I was not happy with the 3M spray I applied initially. It had bumps and small runs that I decided to do it again. It took me three times but I got it nearly perfect. I just needed some practice. Speed, distance and the number of layers are definitely crucial.









During the curing process.









I did the rear wheel fenders as well.









The end result of the hood.


----------



## sluday (Aug 19, 2007)

Very nice. I love black paint pin cars but cringe during pollen season. 
In my neighborhood every car gets a nice yellow pollen coating for a month and black cars get it the worst.


----------



## vincenzo (Oct 22, 2002)

SO true. That's why I invested in a cover. The GTI gets the garage.


----------



## vincenzo (Oct 22, 2002)

Retro styling deserves retro badging. I got this in the mail today.


----------



## vincenzo (Oct 22, 2002)

The Käfer badge. 











Sent from my iPad using Tapatalk


----------



## vincenzo (Oct 22, 2002)

A month ago I installed extension cables and adapter for my iPhone along with a mount from Pro Clips.

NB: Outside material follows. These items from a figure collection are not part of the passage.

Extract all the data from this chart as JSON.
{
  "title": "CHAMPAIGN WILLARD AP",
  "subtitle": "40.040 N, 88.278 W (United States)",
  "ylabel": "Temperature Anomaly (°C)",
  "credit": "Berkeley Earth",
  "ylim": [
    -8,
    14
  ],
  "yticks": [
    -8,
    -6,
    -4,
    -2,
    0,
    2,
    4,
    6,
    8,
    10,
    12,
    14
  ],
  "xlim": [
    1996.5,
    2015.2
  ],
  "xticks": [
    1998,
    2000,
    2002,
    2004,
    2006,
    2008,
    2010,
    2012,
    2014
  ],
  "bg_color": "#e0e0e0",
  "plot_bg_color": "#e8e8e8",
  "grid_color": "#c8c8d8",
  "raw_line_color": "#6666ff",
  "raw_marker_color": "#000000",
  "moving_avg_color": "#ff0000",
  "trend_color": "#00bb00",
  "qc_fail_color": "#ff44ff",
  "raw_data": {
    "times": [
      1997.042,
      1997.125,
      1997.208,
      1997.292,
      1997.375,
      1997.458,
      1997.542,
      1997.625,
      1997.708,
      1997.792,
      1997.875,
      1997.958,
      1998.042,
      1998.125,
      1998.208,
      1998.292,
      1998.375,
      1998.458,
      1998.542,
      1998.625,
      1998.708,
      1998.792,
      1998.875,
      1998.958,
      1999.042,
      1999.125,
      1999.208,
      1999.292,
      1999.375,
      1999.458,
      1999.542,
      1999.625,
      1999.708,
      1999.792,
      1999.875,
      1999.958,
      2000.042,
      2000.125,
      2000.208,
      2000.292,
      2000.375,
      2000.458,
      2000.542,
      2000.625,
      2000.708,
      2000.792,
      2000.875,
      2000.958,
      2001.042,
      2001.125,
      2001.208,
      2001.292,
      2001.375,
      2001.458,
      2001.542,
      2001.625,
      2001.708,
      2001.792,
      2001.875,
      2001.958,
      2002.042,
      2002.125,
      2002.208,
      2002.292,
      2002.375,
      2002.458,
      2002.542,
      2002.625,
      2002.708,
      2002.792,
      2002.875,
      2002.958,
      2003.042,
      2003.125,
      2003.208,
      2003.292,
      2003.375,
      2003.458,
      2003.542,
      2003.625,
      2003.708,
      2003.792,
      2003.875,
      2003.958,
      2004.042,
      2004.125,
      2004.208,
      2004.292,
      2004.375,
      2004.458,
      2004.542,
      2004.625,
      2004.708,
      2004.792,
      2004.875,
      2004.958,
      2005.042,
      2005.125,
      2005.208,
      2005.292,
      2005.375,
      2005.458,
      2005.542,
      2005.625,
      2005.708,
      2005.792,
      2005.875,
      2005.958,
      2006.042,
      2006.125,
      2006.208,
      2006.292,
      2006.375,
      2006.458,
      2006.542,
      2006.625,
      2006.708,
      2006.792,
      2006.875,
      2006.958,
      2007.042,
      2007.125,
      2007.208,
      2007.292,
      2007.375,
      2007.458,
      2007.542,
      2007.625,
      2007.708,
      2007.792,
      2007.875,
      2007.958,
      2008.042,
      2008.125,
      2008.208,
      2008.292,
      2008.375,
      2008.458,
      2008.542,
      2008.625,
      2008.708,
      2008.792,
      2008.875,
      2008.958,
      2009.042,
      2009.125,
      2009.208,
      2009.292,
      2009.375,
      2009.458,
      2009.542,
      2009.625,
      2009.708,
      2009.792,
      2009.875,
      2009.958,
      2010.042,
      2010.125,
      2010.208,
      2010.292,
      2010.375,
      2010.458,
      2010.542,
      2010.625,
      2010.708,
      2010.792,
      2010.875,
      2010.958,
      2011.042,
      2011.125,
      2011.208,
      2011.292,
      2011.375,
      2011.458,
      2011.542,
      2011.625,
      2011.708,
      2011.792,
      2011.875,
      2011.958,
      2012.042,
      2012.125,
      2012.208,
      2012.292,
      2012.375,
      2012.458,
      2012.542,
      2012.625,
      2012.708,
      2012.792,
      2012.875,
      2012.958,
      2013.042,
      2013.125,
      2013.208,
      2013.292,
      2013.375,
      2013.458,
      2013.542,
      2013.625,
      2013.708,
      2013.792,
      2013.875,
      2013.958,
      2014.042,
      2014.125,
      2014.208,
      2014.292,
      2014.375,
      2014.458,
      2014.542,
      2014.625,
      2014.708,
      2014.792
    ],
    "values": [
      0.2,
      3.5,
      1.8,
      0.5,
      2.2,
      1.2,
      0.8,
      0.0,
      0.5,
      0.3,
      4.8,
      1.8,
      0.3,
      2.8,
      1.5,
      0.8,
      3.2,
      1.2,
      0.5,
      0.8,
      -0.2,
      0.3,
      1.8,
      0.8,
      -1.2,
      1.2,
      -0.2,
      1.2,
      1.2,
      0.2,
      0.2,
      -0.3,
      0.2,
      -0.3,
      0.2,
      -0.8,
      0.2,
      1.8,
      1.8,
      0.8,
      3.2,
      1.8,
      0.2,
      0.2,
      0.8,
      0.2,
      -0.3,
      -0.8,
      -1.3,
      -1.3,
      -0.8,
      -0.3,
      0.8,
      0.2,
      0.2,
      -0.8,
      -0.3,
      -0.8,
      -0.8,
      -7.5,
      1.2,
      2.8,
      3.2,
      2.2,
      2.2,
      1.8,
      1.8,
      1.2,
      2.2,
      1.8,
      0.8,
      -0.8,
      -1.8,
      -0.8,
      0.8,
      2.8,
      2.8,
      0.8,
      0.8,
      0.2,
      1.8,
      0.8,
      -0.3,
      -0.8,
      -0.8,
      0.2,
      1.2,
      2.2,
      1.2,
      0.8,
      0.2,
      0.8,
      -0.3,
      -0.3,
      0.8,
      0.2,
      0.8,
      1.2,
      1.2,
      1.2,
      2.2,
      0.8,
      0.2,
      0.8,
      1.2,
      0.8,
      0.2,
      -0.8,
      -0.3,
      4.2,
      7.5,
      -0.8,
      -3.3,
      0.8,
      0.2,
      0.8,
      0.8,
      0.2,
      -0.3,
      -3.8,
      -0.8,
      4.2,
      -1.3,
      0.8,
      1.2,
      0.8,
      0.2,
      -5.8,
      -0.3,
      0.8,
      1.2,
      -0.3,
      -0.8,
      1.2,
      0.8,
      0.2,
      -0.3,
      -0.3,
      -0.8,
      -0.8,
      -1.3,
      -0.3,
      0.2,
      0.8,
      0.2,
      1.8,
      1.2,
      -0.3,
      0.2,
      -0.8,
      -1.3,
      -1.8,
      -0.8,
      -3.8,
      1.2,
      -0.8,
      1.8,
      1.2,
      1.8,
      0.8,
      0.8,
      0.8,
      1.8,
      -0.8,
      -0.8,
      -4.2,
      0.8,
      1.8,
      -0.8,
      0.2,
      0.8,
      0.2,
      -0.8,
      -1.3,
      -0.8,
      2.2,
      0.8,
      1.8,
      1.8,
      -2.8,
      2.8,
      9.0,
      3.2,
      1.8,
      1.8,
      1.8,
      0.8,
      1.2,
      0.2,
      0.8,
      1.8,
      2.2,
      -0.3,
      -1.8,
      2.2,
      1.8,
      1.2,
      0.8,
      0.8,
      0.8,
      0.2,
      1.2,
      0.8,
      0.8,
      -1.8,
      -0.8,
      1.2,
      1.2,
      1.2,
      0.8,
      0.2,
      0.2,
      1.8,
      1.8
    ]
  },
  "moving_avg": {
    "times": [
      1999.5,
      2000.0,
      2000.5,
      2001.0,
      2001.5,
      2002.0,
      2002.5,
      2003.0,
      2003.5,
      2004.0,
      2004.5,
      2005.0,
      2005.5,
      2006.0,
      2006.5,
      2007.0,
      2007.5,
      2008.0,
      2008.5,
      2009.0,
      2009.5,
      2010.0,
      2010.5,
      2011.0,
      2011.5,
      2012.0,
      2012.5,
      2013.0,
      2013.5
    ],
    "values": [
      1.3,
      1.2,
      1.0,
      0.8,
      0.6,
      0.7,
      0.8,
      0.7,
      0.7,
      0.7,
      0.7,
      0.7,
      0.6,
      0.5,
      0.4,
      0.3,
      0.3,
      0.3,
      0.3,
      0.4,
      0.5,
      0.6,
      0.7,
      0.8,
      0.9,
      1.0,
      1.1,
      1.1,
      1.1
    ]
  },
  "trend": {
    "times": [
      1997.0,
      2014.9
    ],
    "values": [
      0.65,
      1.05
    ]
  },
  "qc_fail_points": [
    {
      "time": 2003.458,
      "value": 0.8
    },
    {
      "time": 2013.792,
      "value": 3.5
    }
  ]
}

Sent from my iPad using Tapatalk


----------



## vincenzo (Oct 22, 2002)

I installed clear bra on the front bumper. 











Sent from my iPhone using Tapatalk


----------



## SAHRMB (Nov 21, 2013)

vincenzo said:


> I installed clear bra on the front bumper.


I was too cheap to do this when I got the car :banghead:
Now it's gonna cost more to have all the rock chips fixed in addition to having one put on after.


----------